Corneal endothelial changes with azone, a penetration enhancer.

Azone has been used to enhance percutaneous absorption. Its ability to improve penetration makes it an attractive candidate for incorporation into ophthalmic formulations to increase therapeutic action of a drug or achieve an equivalent effect with a lower concentration of the active ingredients. Ophthalmic vehicles containing 0, 1, or 2% Azone were studied to determine their ocular irritation potential in the rabbit. The vehicle ingredients were poloxamer 188, hydroxy-ethylcellulose, benzalkonium chloride and phosphate buffer. Rabbits received 30mcl topically of each of the test products three times daily for 29 days. Clinical and histopathological evidence of ocular toxicity occurred in eyes treated with the vehicle containing 1 or 2% Azone, but not in the vehicle without Azone.
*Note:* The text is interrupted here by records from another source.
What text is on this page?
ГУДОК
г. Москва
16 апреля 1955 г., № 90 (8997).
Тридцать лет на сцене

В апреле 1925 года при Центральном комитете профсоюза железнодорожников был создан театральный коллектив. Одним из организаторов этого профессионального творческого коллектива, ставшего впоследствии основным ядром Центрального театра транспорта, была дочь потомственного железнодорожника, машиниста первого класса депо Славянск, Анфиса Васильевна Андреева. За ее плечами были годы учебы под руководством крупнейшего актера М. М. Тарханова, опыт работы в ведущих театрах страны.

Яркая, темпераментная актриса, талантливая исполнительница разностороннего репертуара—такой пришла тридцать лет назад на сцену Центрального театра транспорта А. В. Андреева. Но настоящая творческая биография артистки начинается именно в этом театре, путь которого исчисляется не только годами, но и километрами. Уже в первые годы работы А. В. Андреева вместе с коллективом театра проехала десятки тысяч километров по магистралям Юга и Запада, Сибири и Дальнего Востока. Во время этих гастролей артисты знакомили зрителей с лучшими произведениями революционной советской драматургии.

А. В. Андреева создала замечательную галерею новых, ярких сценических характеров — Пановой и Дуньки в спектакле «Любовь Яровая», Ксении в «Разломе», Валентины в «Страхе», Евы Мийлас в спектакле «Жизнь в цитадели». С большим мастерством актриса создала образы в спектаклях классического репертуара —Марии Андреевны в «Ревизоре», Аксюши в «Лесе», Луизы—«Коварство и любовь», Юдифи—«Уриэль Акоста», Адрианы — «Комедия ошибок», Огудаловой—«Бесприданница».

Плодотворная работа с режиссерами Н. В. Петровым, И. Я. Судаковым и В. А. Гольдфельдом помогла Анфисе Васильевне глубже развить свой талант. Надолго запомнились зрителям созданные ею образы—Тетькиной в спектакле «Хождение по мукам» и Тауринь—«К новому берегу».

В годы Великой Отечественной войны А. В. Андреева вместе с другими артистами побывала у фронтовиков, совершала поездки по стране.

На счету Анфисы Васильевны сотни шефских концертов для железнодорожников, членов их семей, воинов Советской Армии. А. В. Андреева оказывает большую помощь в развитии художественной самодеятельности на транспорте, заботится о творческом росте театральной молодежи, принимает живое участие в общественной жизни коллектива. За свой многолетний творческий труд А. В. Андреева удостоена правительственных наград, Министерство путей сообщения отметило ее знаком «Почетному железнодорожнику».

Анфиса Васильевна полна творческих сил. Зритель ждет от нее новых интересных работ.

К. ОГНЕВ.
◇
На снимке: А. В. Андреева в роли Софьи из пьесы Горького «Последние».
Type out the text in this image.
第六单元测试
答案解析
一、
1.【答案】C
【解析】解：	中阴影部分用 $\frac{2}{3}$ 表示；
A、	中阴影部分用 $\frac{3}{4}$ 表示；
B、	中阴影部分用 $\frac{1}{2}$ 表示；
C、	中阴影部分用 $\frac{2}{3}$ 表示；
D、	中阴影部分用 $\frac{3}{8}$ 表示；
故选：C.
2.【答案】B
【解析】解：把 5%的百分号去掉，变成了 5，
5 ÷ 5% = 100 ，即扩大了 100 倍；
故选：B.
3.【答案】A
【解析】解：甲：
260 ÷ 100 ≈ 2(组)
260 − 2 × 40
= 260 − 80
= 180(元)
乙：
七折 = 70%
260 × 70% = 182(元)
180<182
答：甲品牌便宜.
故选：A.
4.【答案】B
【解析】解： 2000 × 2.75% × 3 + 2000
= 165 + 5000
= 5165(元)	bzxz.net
Clinical signs of ocular irritation were transient and included redness of conjunctivae and iris, discharge and corneal edema. Scanning electron microscopy and semi-thin sections revealed corneal changes characterized by ballooning and vacuolation of endothelial cells resulting in distortion of the typical polygonal appearance. These results indicate that instillation of ophthalmic vehicles containing 1 or 2% Azone damages corneal endothelial cells of the rabbit. It is not clear, however, if this irritation is due to the direct action of Azone on the endothelium or the enhanced penetration of potential irritants in the formulation such as benzalkonium chloride.